24.08.2011 um 16:13 Uhr

Wieso? Seinem Vorgesetzten, der sowas zu verhindern hat, dem sollte man in den Hintern treten.

G
gironimo

24.08.2011 um 16:15 Uhr

drastisch zwar - aber irgendwie wahr!

R
rkoch

24.08.2011 um 16:46 Uhr

Ist das Arbeitzszeitbetrug?

Begriffsbestimmung: Arbeitszeitbetrug: Den Arbeitgeber um die vom Arbeitnehmer geschuldete Leistung betrügen. = Nichts arbeiten aber dafür Geld verlangen.

die Umkehrung, also den Arbeitnehmer um den Lohn für eine erbrachte Leistung zu betrügen nennt man Lohnbetrug....

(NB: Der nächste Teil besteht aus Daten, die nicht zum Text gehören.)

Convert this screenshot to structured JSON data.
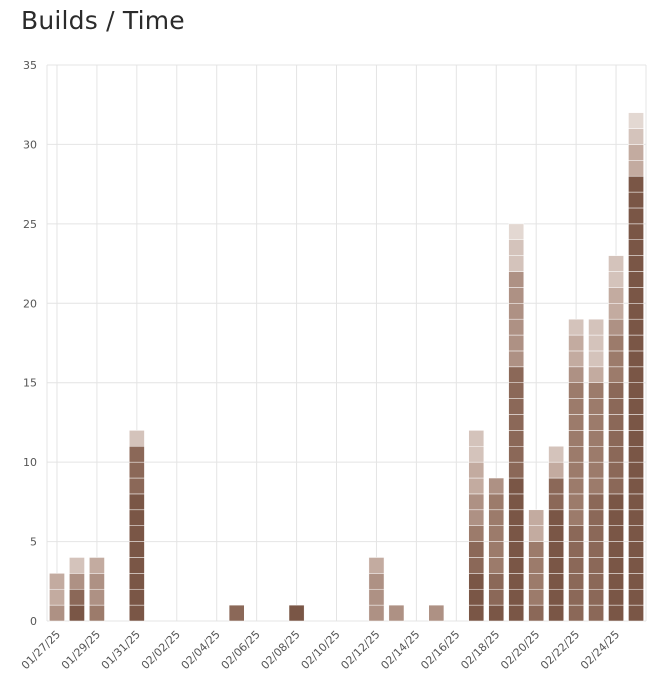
{
  "header": {
    "title": "Builds / Time"
  },
  "colors": {
    "series": [
      "#7a5646",
      "#8b6858",
      "#9c7b6b",
      "#ae9184",
      "#c3aba0",
      "#d4c3bb",
      "#e3d8d2"
    ],
    "grid": "#e4e4e4",
    "segment_separator": "#ffffff"
  },
  "chart_data": {
    "type": "bar",
    "stacked": true,
    "title": "Builds / Time",
    "xlabel": "",
    "ylabel": "",
    "ylim": [
      0,
      35
    ],
    "yticks": [
      0,
      5,
      10,
      15,
      20,
      25,
      30,
      35
    ],
    "grid": true,
    "legend": "none",
    "categories": [
      "01/27/25",
      "01/28/25",
      "01/29/25",
      "01/30/25",
      "01/31/25",
      "02/01/25",
      "02/02/25",
      "02/03/25",
      "02/04/25",
      "02/05/25",
      "02/06/25",
      "02/07/25",
      "02/08/25",
      "02/09/25",
      "02/10/25",
      "02/11/25",
      "02/12/25",
      "02/13/25",
      "02/14/25",
      "02/15/25",
      "02/16/25",
      "02/17/25",
      "02/18/25",
      "02/19/25",
      "02/20/25",
      "02/21/25",
      "02/22/25",
      "02/23/25",
      "02/24/25",
      "02/25/25"
    ],
    "tick_labels": [
      "01/27/25",
      "01/29/25",
      "01/31/25",
      "02/02/25",
      "02/04/25",
      "02/06/25",
      "02/08/25",
      "02/10/25",
      "02/12/25",
      "02/14/25",
      "02/16/25",
      "02/18/25",
      "02/20/25",
      "02/22/25",
      "02/24/25"
    ],
    "series": [
      {
        "values": [
          0,
          1,
          0,
          0,
          8,
          0,
          0,
          0,
          0,
          0,
          0,
          0,
          1,
          0,
          0,
          0,
          0,
          0,
          0,
          0,
          0,
          3,
          1,
          9,
          0,
          7,
          0,
          0,
          8,
          28
        ]
      },
      {
        "values": [
          0,
          1,
          0,
          0,
          3,
          0,
          0,
          0,
          0,
          1,
          0,
          0,
          0,
          0,
          0,
          0,
          0,
          0,
          0,
          0,
          0,
          2,
          2,
          7,
          1,
          2,
          6,
          8,
          7,
          0
        ]
      },
      {
        "values": [
          0,
          0,
          1,
          0,
          0,
          0,
          0,
          0,
          0,
          0,
          0,
          0,
          0,
          0,
          0,
          0,
          0,
          0,
          0,
          0,
          0,
          1,
          5,
          0,
          4,
          0,
          9,
          7,
          3,
          0
        ]
      },
      {
        "values": [
          1,
          1,
          2,
          0,
          0,
          0,
          0,
          0,
          0,
          0,
          0,
          0,
          0,
          0,
          0,
          0,
          3,
          1,
          0,
          1,
          0,
          2,
          1,
          6,
          0,
          0,
          1,
          0,
          1,
          0
        ]
      },
      {
        "values": [
          2,
          0,
          1,
          0,
          0,
          0,
          0,
          0,
          0,
          0,
          0,
          0,
          0,
          0,
          0,
          0,
          1,
          0,
          0,
          0,
          0,
          2,
          0,
          0,
          2,
          1,
          2,
          1,
          2,
          2
        ]
      },
      {
        "values": [
          0,
          1,
          0,
          0,
          1,
          0,
          0,
          0,
          0,
          0,
          0,
          0,
          0,
          0,
          0,
          0,
          0,
          0,
          0,
          0,
          0,
          2,
          0,
          2,
          0,
          1,
          1,
          3,
          2,
          1
        ]
      },
      {
        "values": [
          0,
          0,
          0,
          0,
          0,
          0,
          0,
          0,
          0,
          0,
          0,
          0,
          0,
          0,
          0,
          0,
          0,
          0,
          0,
          0,
          0,
          0,
          0,
          1,
          0,
          0,
          0,
          0,
          0,
          1
        ]
      }
    ]
  }
}
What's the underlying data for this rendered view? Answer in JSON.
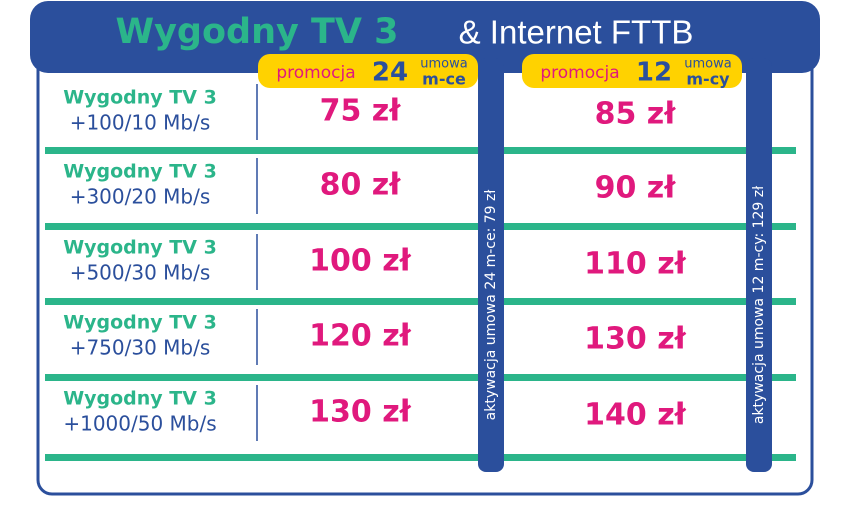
{
  "header": {
    "title_brand": "Wygodny TV 3",
    "title_rest": "& Internet FTTB"
  },
  "columns": [
    {
      "promo": "promocja",
      "months": "24",
      "contract": "umowa",
      "unit": "m-ce",
      "activation": "aktywacja umowa 24 m-ce: 79 zł"
    },
    {
      "promo": "promocja",
      "months": "12",
      "contract": "umowa",
      "unit": "m-cy",
      "activation": "aktywacja umowa 12 m-cy: 129 zł"
    }
  ],
  "rows": [
    {
      "name": "Wygodny TV 3",
      "speed": "+100/10 Mb/s",
      "prices": [
        "75 zł",
        "85 zł"
      ]
    },
    {
      "name": "Wygodny TV 3",
      "speed": "+300/20 Mb/s",
      "prices": [
        "80 zł",
        "90 zł"
      ]
    },
    {
      "name": "Wygodny TV 3",
      "speed": "+500/30 Mb/s",
      "prices": [
        "100 zł",
        "110 zł"
      ]
    },
    {
      "name": "Wygodny TV 3",
      "speed": "+750/30 Mb/s",
      "prices": [
        "120 zł",
        "130 zł"
      ]
    },
    {
      "name": "Wygodny TV 3",
      "speed": "+1000/50 Mb/s",
      "prices": [
        "130 zł",
        "140 zł"
      ]
    }
  ]
}
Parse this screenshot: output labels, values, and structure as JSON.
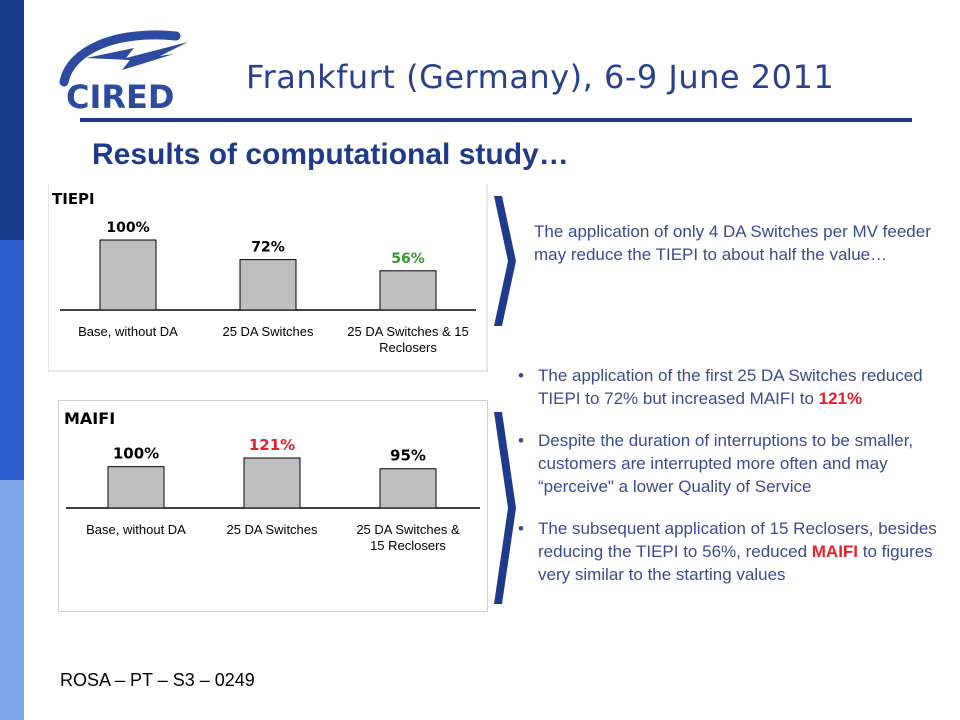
{
  "header": {
    "logo_text": "CIRED",
    "conference": "Frankfurt (Germany), 6-9 June 2011"
  },
  "slide_title": "Results of computational study…",
  "colors": {
    "brand_blue": "#1f3a8a",
    "side_dark": "#1c3a8c",
    "side_mid": "#2f5fcf",
    "side_light": "#7fa6e8",
    "bar_fill": "#bfbfbf",
    "highlight_red": "#e8202a",
    "highlight_green": "#2e9a2e"
  },
  "chart_data": [
    {
      "type": "bar",
      "title": "TIEPI",
      "categories": [
        "Base, without DA",
        "25 DA Switches",
        "25 DA Switches & 15 Reclosers"
      ],
      "values": [
        100,
        72,
        56
      ],
      "data_labels": [
        "100%",
        "72%",
        "56%"
      ],
      "label_colors": [
        "#000000",
        "#000000",
        "#2e9a2e"
      ]
    },
    {
      "type": "bar",
      "title": "MAIFI",
      "categories": [
        "Base, without  DA",
        "25 DA Switches",
        "25 DA Switches & 15 Reclosers"
      ],
      "values": [
        100,
        121,
        95
      ],
      "data_labels": [
        "100%",
        "121%",
        "95%"
      ],
      "label_colors": [
        "#000000",
        "#e8202a",
        "#000000"
      ]
    }
  ],
  "note_tiepi": "The application of only 4 DA Switches per MV feeder may reduce the TIEPI to about half the value…",
  "bullets": {
    "b1_text": "The application of the first 25 DA Switches reduced TIEPI to 72% but increased MAIFI to ",
    "b1_highlight": "121%",
    "b2_text": "Despite the duration of interruptions to be smaller, customers are interrupted more often and may “perceive\" a lower Quality of Service",
    "b3_text_a": "The subsequent application of 15 Reclosers, besides reducing the TIEPI to 56%, reduced ",
    "b3_highlight": "MAIFI",
    "b3_text_b": " to figures very similar to the starting values",
    "marker": "•"
  },
  "footer": "ROSA – PT – S3 – 0249"
}
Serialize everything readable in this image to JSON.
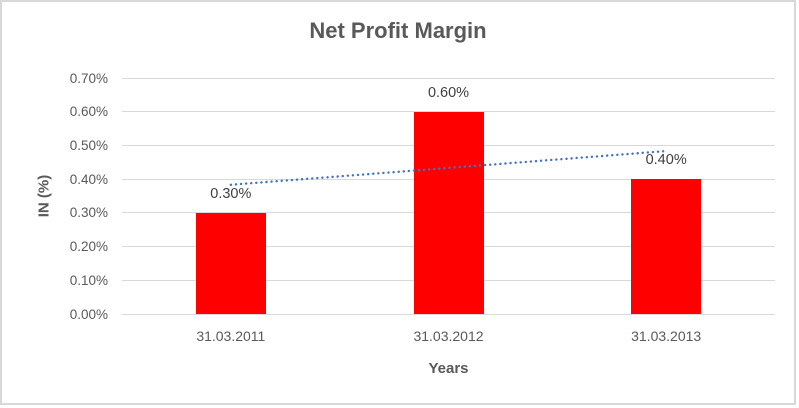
{
  "chart_data": {
    "type": "bar",
    "title": "Net Profit Margin",
    "categories": [
      "31.03.2011",
      "31.03.2012",
      "31.03.2013"
    ],
    "values": [
      0.3,
      0.6,
      0.4
    ],
    "unit": "%",
    "data_labels": [
      "0.30%",
      "0.60%",
      "0.40%"
    ],
    "xlabel": "Years",
    "ylabel": "IN (%)",
    "ylim": [
      0,
      0.7
    ],
    "ytick_step": 0.1,
    "ytick_labels": [
      "0.00%",
      "0.10%",
      "0.20%",
      "0.30%",
      "0.40%",
      "0.50%",
      "0.60%",
      "0.70%"
    ],
    "grid": true,
    "legend": "none",
    "trendline": {
      "type": "linear",
      "style": "dotted"
    },
    "colors": {
      "bar": "#ff0000",
      "trendline": "#4472c4",
      "gridline": "#d9d9d9",
      "axis_text": "#595959",
      "title_text": "#595959",
      "data_label_text": "#3f3f3f",
      "frame_border": "#d8d8d8",
      "background": "#ffffff"
    }
  }
}
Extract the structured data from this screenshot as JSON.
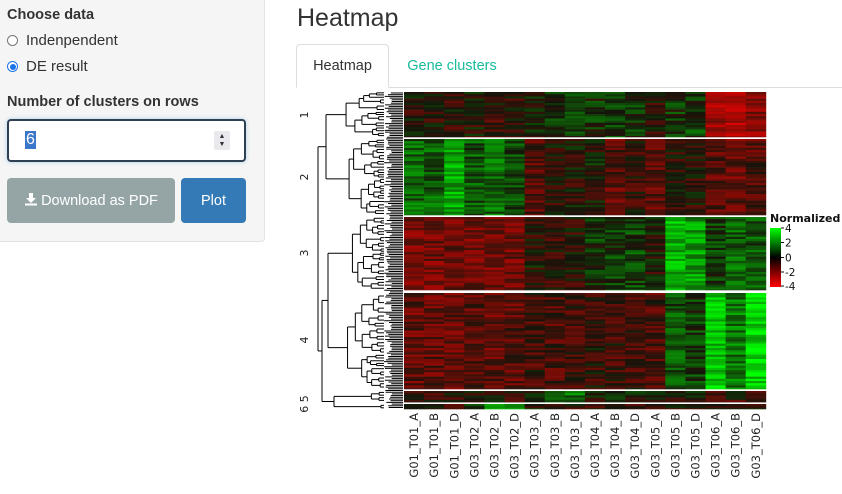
{
  "sidebar": {
    "choose_data_label": "Choose data",
    "options": [
      {
        "label": "Indenpendent",
        "checked": false
      },
      {
        "label": "DE result",
        "checked": true
      }
    ],
    "clusters_label": "Number of clusters on rows",
    "clusters_value": "6",
    "download_label": "Download as PDF",
    "plot_label": "Plot"
  },
  "main": {
    "title": "Heatmap",
    "tabs": [
      {
        "label": "Heatmap",
        "active": true
      },
      {
        "label": "Gene clusters",
        "active": false
      }
    ]
  },
  "heatmap": {
    "columns": [
      "G01_T01_A",
      "G01_T01_B",
      "G01_T01_D",
      "G03_T02_A",
      "G03_T02_B",
      "G03_T02_D",
      "G03_T03_A",
      "G03_T03_B",
      "G03_T03_D",
      "G03_T04_A",
      "G03_T04_B",
      "G03_T04_D",
      "G03_T05_A",
      "G03_T05_B",
      "G03_T05_D",
      "G03_T06_A",
      "G03_T06_B",
      "G03_T06_D"
    ],
    "row_clusters": [
      {
        "label": "1",
        "level": [
          -0.3,
          -0.2,
          -0.3,
          -0.2,
          -0.4,
          -0.3,
          0.1,
          0.3,
          0.4,
          0.3,
          0.6,
          0.3,
          -0.3,
          0.4,
          0.5,
          -1.8,
          -2.0,
          -1.6
        ]
      },
      {
        "label": "2",
        "level": [
          1.1,
          1.0,
          2.0,
          0.9,
          1.2,
          0.7,
          -0.8,
          -0.3,
          -0.2,
          0.0,
          -0.9,
          -0.4,
          -1.0,
          -0.2,
          -0.3,
          -0.9,
          -1.1,
          -0.8
        ]
      },
      {
        "label": "3",
        "level": [
          -1.3,
          -1.2,
          -1.1,
          -1.2,
          -1.3,
          -1.2,
          -0.2,
          -0.4,
          -0.3,
          0.4,
          0.5,
          0.6,
          -0.1,
          2.2,
          1.8,
          0.5,
          1.0,
          0.9
        ]
      },
      {
        "label": "4",
        "level": [
          -1.0,
          -1.0,
          -1.0,
          -0.9,
          -1.0,
          -0.9,
          -0.6,
          -0.7,
          -0.6,
          -0.4,
          -0.5,
          -0.5,
          -0.7,
          0.8,
          0.5,
          2.4,
          1.3,
          2.5
        ]
      },
      {
        "label": "5",
        "level": [
          -0.4,
          -0.3,
          -0.3,
          -0.4,
          -0.2,
          -0.3,
          0.3,
          1.0,
          1.2,
          0.0,
          0.0,
          0.0,
          -0.3,
          -0.2,
          -0.2,
          -0.6,
          -0.5,
          -0.5
        ]
      },
      {
        "label": "6",
        "level": [
          -0.6,
          -0.4,
          -0.2,
          0.3,
          2.0,
          1.7,
          0.0,
          -0.4,
          -0.3,
          -0.4,
          -0.5,
          -0.3,
          -0.6,
          -0.4,
          -0.4,
          -0.2,
          -0.3,
          -0.3
        ]
      }
    ],
    "row_cluster_axis_labels": [
      "1",
      "2",
      "3",
      "4",
      "6 5"
    ],
    "legend": {
      "title": "Normalized",
      "ticks": [
        "4",
        "2",
        "0",
        "-2",
        "-4"
      ],
      "colors": {
        "high": "#00ff00",
        "mid": "#000000",
        "low": "#ff0000"
      }
    }
  }
}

Im Grunde wäre das also Lohnbetrug, allerdings wäre es das auch nur dann, wenn der Arbeitgeber diese Lohnzahlung ABSICHTLICH verweigert oder zumindest aktiv dabei mitgewirkt hat indem er den AN "gezwungen" hat abzustempeln und dann weiter zu arbeiten. Alles andere ist Dummheit vom Arbeitnehmer, wobei allerdings der AG vom AN immer noch auf entsprechende Lohnzahlung festgenagelt werden KÖNNTE!